Voor zoover ik weet is er maar één monarch die aan journalistiek doet, of liever die zelf publicist is. Men zegt het van koning Leopold van België; maar van koning Oskar van Zweden en Noorwegen weet men het zeker. Men heeft opstellen van hem kunnen lezen in The Nineteenth Century en in deze maand heeft hij zich laten interviewen door twee Duitsche verslaggevers. Er is later een officieuse mededeeling noodig geweest om de sterke bewoordingen, waarin die twee heeren dit relaas van hun onderhoud met den koning ingekleed hadden, een weinig te verzachten. Niettegenstaande dat schijnt Zijne Majesteit zich tegenover hen vrij wat openhartiger uitgelaten te hebben, dan souvereinen gewoon zijn te doen. Koning Oskar heeft over de Noren geklaagd, die hem het Nansen-feest bedorven hebben, gelijk zij bezig zijn hem het leven zuur en het regeeren onmogelijk te maken, waar zij kunnen. | |
[pagina 376]
| |
Men moet toegeven dat de Noorsche radicalen, met dien genialen en doldriftigen kunstenaar, Björnsterne Björnson, aan het hoofd, hun vorst onhebbelijk behandeld hebben. Het mag dan zijn dat hij den held Nansen en de zijnen op andere wijze had moeten ontvangen of kwistiger had moeten wezen met het toekennen van eerbewijzen aan diens manschap - Oskar is koning van Noorwegen en hij heeft zich naar zijn hoofdstad Kristiania begeven om er den grootsten man van zijn volk hulde te betuigen. Het gaat nu niet aan hem te doen gevoelen, ja hem toe te voegen: Gij hadt in Stockholm kunnen blijven; wij Noren vieren dat feest onder elkander. De grootsche begroeting van Nansen, al zal de majesteit van het schouwspel allen die er aan deelnamen onvergetelijk blijven, is door deze politieke onaangenaamheden in waarde verminderd. Het feest is aangegrepen als een gelegenheid om voor het oog der wereld eens flink de barst in de Unie bloot te leggen. Reeds vroeger heeft het Storthing het teeken dier Unie uit de Noorsche handelsvlag verwijderd en jaarlijks verzet het zich tegen de gezamenlijke diplomatieke en consulaire vertegenwoordiging van de twee Scandinavische rijken. Dat waren beslissingen van staatkundigen aard. Maar nu gold het den man der wetenschap te eeren voor het oog der geheele wereld en van dat eerbetoon hebben de Noorsche radicalen een politieke betooging gemaakt.
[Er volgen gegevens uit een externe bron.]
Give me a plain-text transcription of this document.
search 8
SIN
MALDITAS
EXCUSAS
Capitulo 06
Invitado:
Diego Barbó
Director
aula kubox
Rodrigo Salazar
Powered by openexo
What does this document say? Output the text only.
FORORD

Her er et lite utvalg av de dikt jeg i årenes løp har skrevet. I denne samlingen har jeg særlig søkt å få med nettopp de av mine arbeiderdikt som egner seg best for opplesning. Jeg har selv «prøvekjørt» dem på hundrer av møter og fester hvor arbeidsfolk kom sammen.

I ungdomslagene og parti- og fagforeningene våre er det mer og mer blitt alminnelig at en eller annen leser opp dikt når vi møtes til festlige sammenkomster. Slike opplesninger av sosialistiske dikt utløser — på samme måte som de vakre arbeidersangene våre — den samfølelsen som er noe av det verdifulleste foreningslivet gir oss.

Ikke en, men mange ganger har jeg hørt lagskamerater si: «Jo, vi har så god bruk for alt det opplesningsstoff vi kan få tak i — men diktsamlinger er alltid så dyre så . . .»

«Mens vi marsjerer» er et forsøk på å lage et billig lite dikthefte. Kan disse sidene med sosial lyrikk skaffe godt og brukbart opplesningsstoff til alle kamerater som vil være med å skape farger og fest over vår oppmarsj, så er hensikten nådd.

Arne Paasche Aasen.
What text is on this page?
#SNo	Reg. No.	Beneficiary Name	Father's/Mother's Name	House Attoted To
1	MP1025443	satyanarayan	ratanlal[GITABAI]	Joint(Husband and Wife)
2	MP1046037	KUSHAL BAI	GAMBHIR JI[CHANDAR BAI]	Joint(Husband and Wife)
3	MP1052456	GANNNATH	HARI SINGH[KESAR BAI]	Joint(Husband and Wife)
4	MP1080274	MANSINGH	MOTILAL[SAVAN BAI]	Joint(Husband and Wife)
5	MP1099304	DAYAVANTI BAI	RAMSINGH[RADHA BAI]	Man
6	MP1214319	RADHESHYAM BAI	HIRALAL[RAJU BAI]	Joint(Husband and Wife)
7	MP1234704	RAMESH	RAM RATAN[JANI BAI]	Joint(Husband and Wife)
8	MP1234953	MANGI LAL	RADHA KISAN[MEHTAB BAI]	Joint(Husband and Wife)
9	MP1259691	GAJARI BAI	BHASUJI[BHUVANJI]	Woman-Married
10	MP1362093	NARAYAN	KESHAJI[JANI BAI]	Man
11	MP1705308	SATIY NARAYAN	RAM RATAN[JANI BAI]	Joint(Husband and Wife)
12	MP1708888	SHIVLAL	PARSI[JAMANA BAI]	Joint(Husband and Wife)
Wel diep moet de verbittering in het hart der Noren zijn, dat zij hun wettigen vorst beleedigden op zulk een oogenblik. Misschien zullen wij het aanschouwen - maar het wil er bij mij toch moeielijk in, dat daar eens in het hooge Noorden van Europa het door de natuur tot eenheid gevormde en geïsoleerde Scandinavië uit twee aan elkaar vreemde en van elkaar geheel afgescheiden rijken zal bestaan, waarvan het eene een republiek is en het andere een koninkrijk. Het kan zijn dat er nog meer elementen van samenhang, ja van eenheid, over zijn dan de luidruchtigheid der radicalen ons zou willen doen gelooven. Intusschen - er bestaat een gevaarlijke spanning. En het huis Bernadotte schijnt tot heden niet de geschikte personen te hebben voortgebracht om een verzoening tot stand te brengen. Die dynastie mist daarenboven de macht tot bijeenhouding, welke wortelt in de historie. Zij heeft te weinig meegemaakt met het volk, dan dat haar het: Ik zal handhaven, goed afgaat. Zij heeft haar koninklijken luister te danken aan de Revolutie. Een revolutie kan haar dien ontnemen.